Failure is does not mean the same thing to all people, not at all. Everyone claims to
train to failure, and it may seem like they do. But training to failure in an HIT context
also means you are also trying to hit higher poundage or increase the reps each and every workout.
Most people are not trying to get stronger all the time and don't even try. But if you pressure yourself to do it it becomes a whole different thing very quickly. When you think you have one
single set to stimulate growth for that particular muscle each week it makes you pull out all the stops which most trainees do not do.
You can try it yourself.
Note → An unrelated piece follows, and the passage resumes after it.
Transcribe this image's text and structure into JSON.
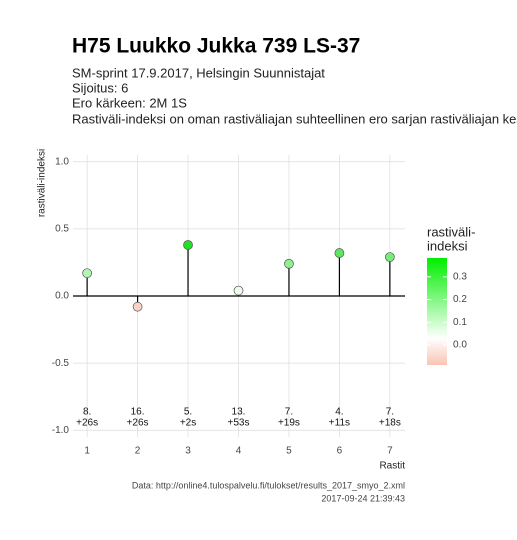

Take your best ever 8 rep max on say squats. Then next session you WILL beat it, and next after that and so on. You have been thinking about that set each week, it's life or death, you load up on tons of stimulants and oral steroids before hand and then get to work.

Before long you will notice the difference between "failure" and Dorian/Mentzer type failure. Most people do not tap into those extra reserves because it is enormously taxing despite the low volume. I will give another example. A powerlifter does 9 singles max in a meet but every powerlifter will tell you how taxing a meet is, for some it may take months to recover from it. Why, it's only 9 singles? Because when your whole months/years build-up to that point is on the line you will give it much more than an average "workout" session, the average dude in the gym trying a few maxes simply does not extend himelf as far.
Try the squat example. Try it for a few weeks. You MUST beat each squat session in either poundage or reps... do one or two sets a week... see how it goes.